How to determine what type of encoding/encryption has been used?
Is there a way to find what type of encryption/encoding is being used? For example, I am testing a web application which stores the password in the database in an encrypted format (
WeJcFMQ/8+8QJ/w0hHh+0g==). How do I determine what hashing or encryption is being used?
Some content of (or links pointing to) a methodology is in order to explain how to identify certain types of crypto or encoding in a completely zero-knowledge scenario. Most of these answers are "it's impossible" and my gut feeling tells me that nothing in our industry is impossible.
@atdre Thanks for the bounty. The question seems focussed on password hashing formats - is that your focus also? That seems best to me, and if people want to answer the question for file formats, they can ask another question.

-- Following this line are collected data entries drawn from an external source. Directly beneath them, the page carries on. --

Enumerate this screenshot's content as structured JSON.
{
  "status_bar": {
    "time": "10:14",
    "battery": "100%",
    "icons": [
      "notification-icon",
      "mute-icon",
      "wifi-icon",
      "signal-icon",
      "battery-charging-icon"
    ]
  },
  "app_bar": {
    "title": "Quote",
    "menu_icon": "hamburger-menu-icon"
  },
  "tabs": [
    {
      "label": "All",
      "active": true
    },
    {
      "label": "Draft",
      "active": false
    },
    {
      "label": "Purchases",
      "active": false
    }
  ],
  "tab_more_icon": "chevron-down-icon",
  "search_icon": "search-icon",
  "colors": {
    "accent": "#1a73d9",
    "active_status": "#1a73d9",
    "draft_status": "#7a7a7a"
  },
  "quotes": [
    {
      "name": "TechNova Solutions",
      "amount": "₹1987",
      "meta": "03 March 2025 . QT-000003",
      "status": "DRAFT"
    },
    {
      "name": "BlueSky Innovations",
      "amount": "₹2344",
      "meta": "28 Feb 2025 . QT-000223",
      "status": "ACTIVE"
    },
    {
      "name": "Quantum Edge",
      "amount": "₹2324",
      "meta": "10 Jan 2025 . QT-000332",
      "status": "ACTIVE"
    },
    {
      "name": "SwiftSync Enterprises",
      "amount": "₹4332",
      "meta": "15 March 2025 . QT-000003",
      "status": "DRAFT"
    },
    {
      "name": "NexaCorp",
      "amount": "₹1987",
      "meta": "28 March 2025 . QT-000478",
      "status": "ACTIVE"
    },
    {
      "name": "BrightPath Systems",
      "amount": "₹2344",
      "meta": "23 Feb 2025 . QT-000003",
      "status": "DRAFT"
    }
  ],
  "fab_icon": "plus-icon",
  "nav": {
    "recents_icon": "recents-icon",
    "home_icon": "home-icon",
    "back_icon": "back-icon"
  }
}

@atdre: "Impossible" is usually a shortcut for "infeasible with current technology/won't finish before the heat death of the universe".
I asked a similar question on SE: http://stackoverflow.com/questions/988642/how-would-i-reverse-engineer-a-cryptographic-algorithm
Your example string (
WeJcFMQ/8+8QJ/w0hHh+0g==) is Base64 encoding for a sequence of 16 bytes, which do not look like meaningful ASCII or UTF-8. If this is a value stored for password verification (i.e. not really an "encrypted" password, rather a "hashed" password) then this is probably the result of a hash function computed over the password; the one classical hash function with a 128-bit output is MD5. But it could be about anything.
The "normal" way to know that is to look at the application code. Application code is incarnated in a tangible, fat way (executable files on a server, source code somewhere...) which is not, and cannot be, as much protected as a secret key can. So reverse engineering is the "way to go".
Barring reverse engineering, you can make a few experiments to try to make educated guesses:
- If the same user "changes" his password but reuses the same, does the stored value changes ? If yes, then part of the value is probably a randomized "salt" or IV (assuming symmetric encryption).
- Assuming that the value is deterministic from the password for a given user, if two users choose the same password, does it result in the same stored value ? If no, then the user name is probably part of the computation. You may want to try to compute MD5("username:password") or other similar variants, to see if you get a match.
- Is the password length limited ? Namely, if you set a 40-character password and cannot successfully authenticate by typing only the first 39 characters, then this means that all characters are important, and this implies that this really is password hashing, not encryption (the stored value is used to verify a password, but the password cannot be recovered from the stored value alone).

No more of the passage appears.